- Country: Czech Republic
- Born: December 3, 1921 Ostrava, Czechoslovakia
- Died: February 4, 2003 (aged 81)
- Title: Honorary Grandmaster (1985) International Master (1950)

= Jaroslav Šajtar =

Czech chess player

Jaroslav Šajtar (December 3, 1921 – February 4, 2003) was a Czech chess master and an honorary grandmaster, born in Ostrava.

He won at Kraków 1938, thrice placed joined 4th at Choceň 1942, Prague 1943 (Alexander Alekhine won), Zlín 1943, and 4th at Teplitz-Schönau 1947. His peak years were about 1950, his best results being shared 2nd with Isaac Boleslavsky, Luděk Pachman, and Vasily Smyslov at Warsaw 1947 and 3rd at Bucharest 1949. Šajtar played on the Czechoslovak team against Great Britain in 1947 and in the Helsinki 1952 and Amsterdam 1954 Olympiads. He finished 2nd in the 1952 Czechoslovak Championship.
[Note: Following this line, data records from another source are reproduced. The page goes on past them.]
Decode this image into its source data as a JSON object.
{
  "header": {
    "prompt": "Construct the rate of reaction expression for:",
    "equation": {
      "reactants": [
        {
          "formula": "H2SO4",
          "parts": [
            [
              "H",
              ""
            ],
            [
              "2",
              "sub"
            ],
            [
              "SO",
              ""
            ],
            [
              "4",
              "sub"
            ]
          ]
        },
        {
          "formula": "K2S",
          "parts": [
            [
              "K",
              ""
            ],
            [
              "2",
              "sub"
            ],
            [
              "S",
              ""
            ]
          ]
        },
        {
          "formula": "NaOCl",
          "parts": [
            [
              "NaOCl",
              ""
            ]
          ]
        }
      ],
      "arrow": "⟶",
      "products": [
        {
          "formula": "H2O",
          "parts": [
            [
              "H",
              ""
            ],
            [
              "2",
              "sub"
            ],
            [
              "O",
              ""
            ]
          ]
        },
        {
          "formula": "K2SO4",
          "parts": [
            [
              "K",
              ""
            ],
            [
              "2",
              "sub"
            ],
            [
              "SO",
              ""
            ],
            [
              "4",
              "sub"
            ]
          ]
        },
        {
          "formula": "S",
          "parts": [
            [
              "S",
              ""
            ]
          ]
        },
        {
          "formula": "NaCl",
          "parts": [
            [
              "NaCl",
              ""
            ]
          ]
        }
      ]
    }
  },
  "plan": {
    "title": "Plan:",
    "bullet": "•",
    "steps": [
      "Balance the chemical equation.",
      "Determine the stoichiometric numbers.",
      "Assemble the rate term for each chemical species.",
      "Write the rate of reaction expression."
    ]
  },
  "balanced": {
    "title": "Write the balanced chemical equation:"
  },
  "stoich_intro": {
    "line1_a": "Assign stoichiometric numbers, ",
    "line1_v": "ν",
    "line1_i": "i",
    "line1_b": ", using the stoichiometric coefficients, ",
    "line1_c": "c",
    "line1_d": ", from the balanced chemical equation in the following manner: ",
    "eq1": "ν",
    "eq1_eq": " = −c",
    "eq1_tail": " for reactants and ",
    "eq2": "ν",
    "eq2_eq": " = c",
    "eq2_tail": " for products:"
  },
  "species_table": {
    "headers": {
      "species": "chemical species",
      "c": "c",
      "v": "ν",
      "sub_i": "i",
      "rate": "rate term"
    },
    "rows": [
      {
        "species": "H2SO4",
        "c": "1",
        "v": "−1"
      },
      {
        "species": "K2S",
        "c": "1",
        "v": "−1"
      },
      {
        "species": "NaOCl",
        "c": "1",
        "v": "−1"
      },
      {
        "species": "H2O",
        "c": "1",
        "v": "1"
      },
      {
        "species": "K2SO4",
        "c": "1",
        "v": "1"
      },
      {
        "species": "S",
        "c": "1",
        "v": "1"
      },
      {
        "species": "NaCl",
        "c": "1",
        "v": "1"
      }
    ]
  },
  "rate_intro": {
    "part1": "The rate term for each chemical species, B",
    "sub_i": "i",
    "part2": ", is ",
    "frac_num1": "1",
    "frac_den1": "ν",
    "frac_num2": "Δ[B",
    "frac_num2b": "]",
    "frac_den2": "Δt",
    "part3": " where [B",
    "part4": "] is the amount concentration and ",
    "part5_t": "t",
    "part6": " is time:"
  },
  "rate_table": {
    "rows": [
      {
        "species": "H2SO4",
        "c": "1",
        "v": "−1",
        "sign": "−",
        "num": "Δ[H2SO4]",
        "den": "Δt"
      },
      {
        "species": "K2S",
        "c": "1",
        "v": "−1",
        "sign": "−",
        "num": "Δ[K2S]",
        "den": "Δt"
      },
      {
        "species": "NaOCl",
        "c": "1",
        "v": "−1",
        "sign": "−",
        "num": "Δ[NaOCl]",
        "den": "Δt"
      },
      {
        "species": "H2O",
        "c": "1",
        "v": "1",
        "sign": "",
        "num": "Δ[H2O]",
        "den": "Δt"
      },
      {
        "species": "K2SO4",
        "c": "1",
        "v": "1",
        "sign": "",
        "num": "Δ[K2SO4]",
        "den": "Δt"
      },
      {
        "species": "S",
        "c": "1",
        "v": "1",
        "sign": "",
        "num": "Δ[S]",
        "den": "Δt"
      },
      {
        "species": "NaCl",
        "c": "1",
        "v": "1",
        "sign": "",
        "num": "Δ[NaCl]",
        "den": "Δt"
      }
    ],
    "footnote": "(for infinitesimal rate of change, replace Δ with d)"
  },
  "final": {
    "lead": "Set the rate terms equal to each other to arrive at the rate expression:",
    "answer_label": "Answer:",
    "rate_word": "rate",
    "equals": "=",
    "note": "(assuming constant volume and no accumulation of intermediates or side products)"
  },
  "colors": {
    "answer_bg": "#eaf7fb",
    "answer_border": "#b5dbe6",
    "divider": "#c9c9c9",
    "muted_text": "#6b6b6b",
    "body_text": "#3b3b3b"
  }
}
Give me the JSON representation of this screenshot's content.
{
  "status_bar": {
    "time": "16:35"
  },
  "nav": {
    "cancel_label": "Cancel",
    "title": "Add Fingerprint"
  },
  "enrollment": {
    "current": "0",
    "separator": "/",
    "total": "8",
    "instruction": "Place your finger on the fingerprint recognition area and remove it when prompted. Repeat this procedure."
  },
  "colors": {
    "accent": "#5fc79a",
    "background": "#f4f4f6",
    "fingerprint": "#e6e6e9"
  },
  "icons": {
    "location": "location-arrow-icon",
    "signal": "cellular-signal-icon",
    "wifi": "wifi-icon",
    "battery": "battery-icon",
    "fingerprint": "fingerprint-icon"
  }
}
In 1956 Šajtar was elected vice-president of FIDE (as president of Zone 3 [Eastern Europe]). He served as a FIDE official until 1974, devoting himself to the organisation of chess. He often served as arbiter at the Students Olympiads.

Šajtar earned the International Master title in 1950 and became an International Arbiter in 1955 with arbiting accomplishments including World Championship matches.
FIDE made him an Honorary Grandmaster in 1985.

== Notable chess games ==
- Jaroslav Sajtar vs Bogdan Sliwa, Warsaw 1947, Queen's Gambit Accepted (D23), 1-0 A nice, very short game: Undeveloped Black position is successfully attacked by the White light pieces.
- Jaroslav Sajtar vs Ludek Pachman, UJCS-17. Kongress 1943, Nimzo-Indian, 4.e3 O-O 5.Bd3 (E47), 1-0 Another short game of two (then young) Czech masters demonstrates a typical exchange sacrifice for the sake of attack.